Every single human has the same genes. The difference is in the alleles, or the different variations of a gene. Say, for a trait like ABO blood group.
One gene is in charge of the blood group. You have two copies of the gene, one from each parent. In one of the genes, there is a code for protein A. In the other, the code is for protein B. Both are functional, codominant proteins that serve the same purpose. You express both and are an AB individual.
What the humane genome project is trying to accomplish is to know where the genes are located, in what chromosomes and the correct order. The genes would be located in the same exact place for every person, but the alleles can (and are) different among individuals.
You are correct: it takes three DNA nucleic acids to code for each amino acid in a protien. As you noted, 4^3 gives 64 possible three nucleic acid codes (called “codons”). One is a start codon. It codes for the amino acid Methionine, which is the first amino acid in all protiens. This codon basically tells the machinery “start manufacture of protien here.” Three are end codons – “stop the protien here.” The remaining sixty code for the remaining 19 amino acids. As you can see, there is some redundancy in this system, and most amino acids are coded for by more than one codon. Here is a table of the genetic code. Interestingly, this is very stron evidence for the evolution of all life from a single common ancestor, since every known organism uses a virtually identical genetic code, and the odds of this happening randomly are virtually nill.
Also, the amino acids don’t just electrostatically stick to the codons. There is a further step in the process. There is a type of RNA called tRNA (transfer RNA) that is required. It is shown at the top of the link I provided. Basically, tRNA has the three nucleic acids that match the codon (the “anticodon”), which causes them to stick together. The tRNA has the appropriate amino acid bound onto the other end, which the cellular machinery can then add onto the growing protien.
This is all fascinating stuff! Thanks… I never really understood all this until now.
So more questions… if you don’t mind!
I’m assuming not all the genes of the human body are known. The human genome project might tell us that on chromosome <#>, in location <whatever> there is some gene, but that can’t possibly mean we know what that gene does, can it? I’m assuming there are thousands upon thousands of genes that were identified that no one has any clue what they do.

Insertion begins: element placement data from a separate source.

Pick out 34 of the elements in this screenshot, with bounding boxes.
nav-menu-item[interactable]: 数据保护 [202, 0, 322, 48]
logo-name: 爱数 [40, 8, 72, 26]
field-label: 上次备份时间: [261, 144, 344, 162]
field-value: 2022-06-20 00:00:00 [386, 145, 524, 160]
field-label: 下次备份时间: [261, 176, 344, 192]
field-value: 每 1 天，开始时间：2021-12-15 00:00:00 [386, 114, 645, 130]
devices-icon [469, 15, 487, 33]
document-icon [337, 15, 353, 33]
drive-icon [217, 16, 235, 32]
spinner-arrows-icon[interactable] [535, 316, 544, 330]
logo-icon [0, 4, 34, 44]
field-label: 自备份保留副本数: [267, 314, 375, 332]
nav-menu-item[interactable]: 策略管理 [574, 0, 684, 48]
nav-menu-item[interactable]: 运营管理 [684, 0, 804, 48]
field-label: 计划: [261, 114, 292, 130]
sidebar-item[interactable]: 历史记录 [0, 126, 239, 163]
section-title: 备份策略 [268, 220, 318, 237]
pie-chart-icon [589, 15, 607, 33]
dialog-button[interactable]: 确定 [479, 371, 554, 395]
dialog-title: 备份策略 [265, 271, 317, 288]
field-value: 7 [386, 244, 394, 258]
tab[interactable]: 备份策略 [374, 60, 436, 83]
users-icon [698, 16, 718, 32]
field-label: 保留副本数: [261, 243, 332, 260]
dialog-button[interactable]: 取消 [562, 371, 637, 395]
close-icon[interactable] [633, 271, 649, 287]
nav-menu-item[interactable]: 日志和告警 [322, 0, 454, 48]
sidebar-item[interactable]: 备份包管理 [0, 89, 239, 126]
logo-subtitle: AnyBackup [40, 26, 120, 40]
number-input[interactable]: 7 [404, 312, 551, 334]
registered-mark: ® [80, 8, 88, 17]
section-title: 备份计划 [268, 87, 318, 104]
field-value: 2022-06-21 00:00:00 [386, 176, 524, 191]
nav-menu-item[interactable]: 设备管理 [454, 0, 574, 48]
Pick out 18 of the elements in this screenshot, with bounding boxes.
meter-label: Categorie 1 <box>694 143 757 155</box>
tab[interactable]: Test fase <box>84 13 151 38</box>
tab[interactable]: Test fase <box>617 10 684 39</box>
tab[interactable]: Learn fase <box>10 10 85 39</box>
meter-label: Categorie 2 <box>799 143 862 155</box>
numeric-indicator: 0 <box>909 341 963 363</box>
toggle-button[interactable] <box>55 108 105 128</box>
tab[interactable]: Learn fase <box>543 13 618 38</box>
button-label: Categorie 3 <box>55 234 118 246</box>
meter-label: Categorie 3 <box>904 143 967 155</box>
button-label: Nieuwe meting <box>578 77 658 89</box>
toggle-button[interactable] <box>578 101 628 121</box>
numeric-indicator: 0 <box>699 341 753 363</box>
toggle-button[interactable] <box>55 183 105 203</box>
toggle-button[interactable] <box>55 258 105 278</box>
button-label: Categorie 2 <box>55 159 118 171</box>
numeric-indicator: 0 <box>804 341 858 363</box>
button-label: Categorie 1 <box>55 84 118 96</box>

As was pointed out earlier, basically DNA testing is looking at certain genes and then (I might not phrase this right) matching the alleles. If the alleles match, you have the right person. Is that right? If that is correct, can anyone put in simple terms how this is physically done? How do you pull DNA from a nucleus, then unravel it from the protein, then isolate a particular gene in the DNA, then look at the nucleic acid sequence (allele?) of that gene?
cmosdes, there is a technology called PCR, polymerase chain reaction. It is a process in which the chromosome is denatured (separated) in two strands, each of which serve as a template to create a new double helix, which is again denatured, and then copied, and the cycle starts again. This is the way to obtain a lot of copies of DNA from a relatively small sample.
I forgot (and don’t have with me) the next steps in specifically searching for a gene, other than to say that it is done and the process is not that complicated.
cmosdes, your link states it’s highly simplified, which it is. It completely ignores the role of the ribosome in replication. The ribosome is the place where the actual amino acids and protein molecules are formed.